Husband of Charleston Shooting Victim Brings Message of Forgiveness to Sarasota

Rev. Anthony Thompson's wife Myra was one of the people killed in the racially motivated Mother Emanuel AME shooting in 2015.

By Yasi Bahmanabadi October 10, 2022

Anthony Thompson

June 17, 2015, started as just another fine summer day in Charleston, South Carolina, for pastor Anthony Thompson and his family, before their life was shaken to the core. That day, Thompson and his wife, Myra, split up to visit two different churches. Myra joined a group that was holding a Bible study session at Mother Emanuel AME church, where the white supremacist gunman Dylann Roof shot and killed her and eight other African Americans.

Thompson, who spoke about his life and experience last week at Sarasota's Church of the Redeeemer, was broken with grief and anger after losing his wife. He says he was “stumbling on his faith," did not want to do anything with Lord and decided not to show up to preach on the following Sunday. He says he kept hearing God's voice calling on him to “get up” and mentioning the opening verses of the 17th chapter of Luke, but the reverend did not want to listen to anything at that moment.

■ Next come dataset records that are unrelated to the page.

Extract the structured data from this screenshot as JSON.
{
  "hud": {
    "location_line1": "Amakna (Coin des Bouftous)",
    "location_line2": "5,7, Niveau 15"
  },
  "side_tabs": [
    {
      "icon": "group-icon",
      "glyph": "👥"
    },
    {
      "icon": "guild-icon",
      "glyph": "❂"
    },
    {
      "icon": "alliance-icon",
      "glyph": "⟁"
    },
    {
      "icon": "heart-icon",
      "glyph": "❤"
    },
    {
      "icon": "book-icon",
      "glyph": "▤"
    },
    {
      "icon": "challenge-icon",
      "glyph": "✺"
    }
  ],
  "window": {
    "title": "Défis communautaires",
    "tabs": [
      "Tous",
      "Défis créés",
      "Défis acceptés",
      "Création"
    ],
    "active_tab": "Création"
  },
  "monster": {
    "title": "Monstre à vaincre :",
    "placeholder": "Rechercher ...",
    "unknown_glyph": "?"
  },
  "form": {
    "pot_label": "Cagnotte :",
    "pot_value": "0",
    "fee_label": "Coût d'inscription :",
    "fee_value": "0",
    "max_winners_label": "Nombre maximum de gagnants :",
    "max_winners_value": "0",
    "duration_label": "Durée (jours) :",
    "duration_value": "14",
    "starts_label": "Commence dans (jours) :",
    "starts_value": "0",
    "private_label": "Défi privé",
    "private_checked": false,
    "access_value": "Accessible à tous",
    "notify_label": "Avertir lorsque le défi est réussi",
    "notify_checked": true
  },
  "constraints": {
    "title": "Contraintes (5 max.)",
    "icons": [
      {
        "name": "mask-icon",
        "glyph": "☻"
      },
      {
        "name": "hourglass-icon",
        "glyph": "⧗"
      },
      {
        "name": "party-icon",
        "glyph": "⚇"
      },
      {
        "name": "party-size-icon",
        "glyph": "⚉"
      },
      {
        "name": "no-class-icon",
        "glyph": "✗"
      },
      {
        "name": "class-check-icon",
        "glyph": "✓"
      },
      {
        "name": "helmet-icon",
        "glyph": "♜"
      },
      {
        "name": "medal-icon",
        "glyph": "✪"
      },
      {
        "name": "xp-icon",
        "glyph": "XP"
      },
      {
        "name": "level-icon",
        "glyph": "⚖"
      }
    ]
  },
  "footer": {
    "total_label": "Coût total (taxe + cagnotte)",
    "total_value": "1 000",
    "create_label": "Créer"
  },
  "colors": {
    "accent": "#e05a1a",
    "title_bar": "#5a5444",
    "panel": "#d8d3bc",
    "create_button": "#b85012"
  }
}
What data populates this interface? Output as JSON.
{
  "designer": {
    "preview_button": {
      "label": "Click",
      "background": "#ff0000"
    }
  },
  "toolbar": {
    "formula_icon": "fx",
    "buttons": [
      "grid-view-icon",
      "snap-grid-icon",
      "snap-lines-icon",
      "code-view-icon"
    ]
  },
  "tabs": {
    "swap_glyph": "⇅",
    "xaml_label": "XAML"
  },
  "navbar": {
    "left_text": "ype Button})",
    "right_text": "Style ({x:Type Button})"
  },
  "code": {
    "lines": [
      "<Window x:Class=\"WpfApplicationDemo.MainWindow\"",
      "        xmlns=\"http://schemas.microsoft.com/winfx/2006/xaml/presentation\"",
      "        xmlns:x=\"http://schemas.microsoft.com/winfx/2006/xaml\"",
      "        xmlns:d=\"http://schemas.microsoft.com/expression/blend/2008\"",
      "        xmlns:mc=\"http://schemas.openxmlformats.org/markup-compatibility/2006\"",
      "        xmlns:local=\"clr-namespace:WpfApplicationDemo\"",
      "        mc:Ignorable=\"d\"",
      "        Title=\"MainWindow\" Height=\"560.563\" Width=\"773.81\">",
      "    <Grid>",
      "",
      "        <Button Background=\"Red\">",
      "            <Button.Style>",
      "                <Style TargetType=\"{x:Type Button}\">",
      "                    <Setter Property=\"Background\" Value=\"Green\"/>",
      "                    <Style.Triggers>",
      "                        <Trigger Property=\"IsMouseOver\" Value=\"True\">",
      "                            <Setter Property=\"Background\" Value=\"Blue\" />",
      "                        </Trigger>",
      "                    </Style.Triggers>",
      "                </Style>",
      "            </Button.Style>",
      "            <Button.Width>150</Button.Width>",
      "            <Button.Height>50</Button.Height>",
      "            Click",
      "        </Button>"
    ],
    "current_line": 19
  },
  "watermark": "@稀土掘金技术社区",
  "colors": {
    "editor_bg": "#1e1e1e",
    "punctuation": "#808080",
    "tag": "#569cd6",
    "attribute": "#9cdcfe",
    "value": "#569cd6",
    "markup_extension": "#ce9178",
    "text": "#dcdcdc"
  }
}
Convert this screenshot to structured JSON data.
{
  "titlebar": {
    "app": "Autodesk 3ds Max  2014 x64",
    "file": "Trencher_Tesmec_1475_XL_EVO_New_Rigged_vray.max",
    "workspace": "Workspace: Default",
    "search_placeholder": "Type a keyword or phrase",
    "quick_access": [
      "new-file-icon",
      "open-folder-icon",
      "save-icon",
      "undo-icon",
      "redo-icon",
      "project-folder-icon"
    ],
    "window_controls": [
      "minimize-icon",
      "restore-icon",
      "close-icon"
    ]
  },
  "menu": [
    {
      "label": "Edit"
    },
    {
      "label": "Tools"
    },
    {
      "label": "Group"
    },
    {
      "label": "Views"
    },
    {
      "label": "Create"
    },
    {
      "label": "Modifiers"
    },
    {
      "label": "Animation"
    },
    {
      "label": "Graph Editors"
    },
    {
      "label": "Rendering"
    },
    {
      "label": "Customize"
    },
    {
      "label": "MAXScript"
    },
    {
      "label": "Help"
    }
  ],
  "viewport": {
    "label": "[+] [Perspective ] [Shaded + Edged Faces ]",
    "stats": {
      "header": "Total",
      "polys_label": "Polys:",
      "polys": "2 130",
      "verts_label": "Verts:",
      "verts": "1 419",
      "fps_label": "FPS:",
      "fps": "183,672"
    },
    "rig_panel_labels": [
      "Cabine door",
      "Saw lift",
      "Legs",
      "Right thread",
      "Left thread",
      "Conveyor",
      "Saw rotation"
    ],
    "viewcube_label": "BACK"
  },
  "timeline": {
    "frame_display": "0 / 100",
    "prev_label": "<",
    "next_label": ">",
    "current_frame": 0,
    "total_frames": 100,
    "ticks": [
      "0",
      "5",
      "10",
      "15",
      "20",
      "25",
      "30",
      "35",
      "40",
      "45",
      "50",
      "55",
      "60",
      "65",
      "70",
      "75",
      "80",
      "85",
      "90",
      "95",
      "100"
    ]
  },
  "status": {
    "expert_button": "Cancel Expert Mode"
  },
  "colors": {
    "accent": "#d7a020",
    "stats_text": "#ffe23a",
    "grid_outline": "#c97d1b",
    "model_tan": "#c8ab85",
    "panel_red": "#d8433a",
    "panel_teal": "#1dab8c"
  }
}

Forty-eight hours later, when he was sitting in his study and turning the Bible’s pages looking for the verse, his eyes hit upon the passage, a verse of forgiveness: "If your brother sins, rebuke him, and if he repents, forgive him. If he sins against you seven times in a day, and seven times comes back to you and says, 'I repent,' forgive him." He was still sitting and reading those words when his daughter told him that Roof had been captured and that he needed to attend Roof's bond hearing.

Thompson reluctantly went to the courthouse, a place he had visited many times over the previous 27 years as a probation parole agent. He sat down silently and did not want to speak when called to do so, but, he says, God was pushing him to the podium. In a moment that felt like hours for him, the voice of the Lord filled his head: “You are a sinner, too. I die for you, and I die for Dylann."

So Thompson addressed Roof. “Son, I forgive you, and my family forgives you," he said. "You are in deep trouble, but if you take this opportunity to repent and change your heart, you are going to be all right.”

Thompson was trembling as he walked away from the podium, but he says he had already changed and become a different person.

“When I forgave Dylann, all my sadness went away," says Thompson. "I felt a peace I have never felt before in my life. I felt like I could fly in that room."

The cover of Anthony Thompson's Called to Forgive: The Charleston Church Shooting, a Victim's Husband, and the Path to Healing and Peace.

Thompson wanted other people to experience what he experienced after forgiving Roof, and began spreading a message of forgiveness. Two months after the tragedy, he began writing a book about his experience that was published in 2019 and titled Called to Forgive: The Charleston Church Shooting, a Victim's Husband, and the Path to Healing and Peace.

“When I was writing the book, I didn’t have a second thought about forgiving him, and I remembered how my parents and grandparents had exemplified forgiveness before," says Thompson. "The Lord had been preparing me for this moment since I was a kid. You might say forgiveness is not all it takes to heal, but it is all it takes."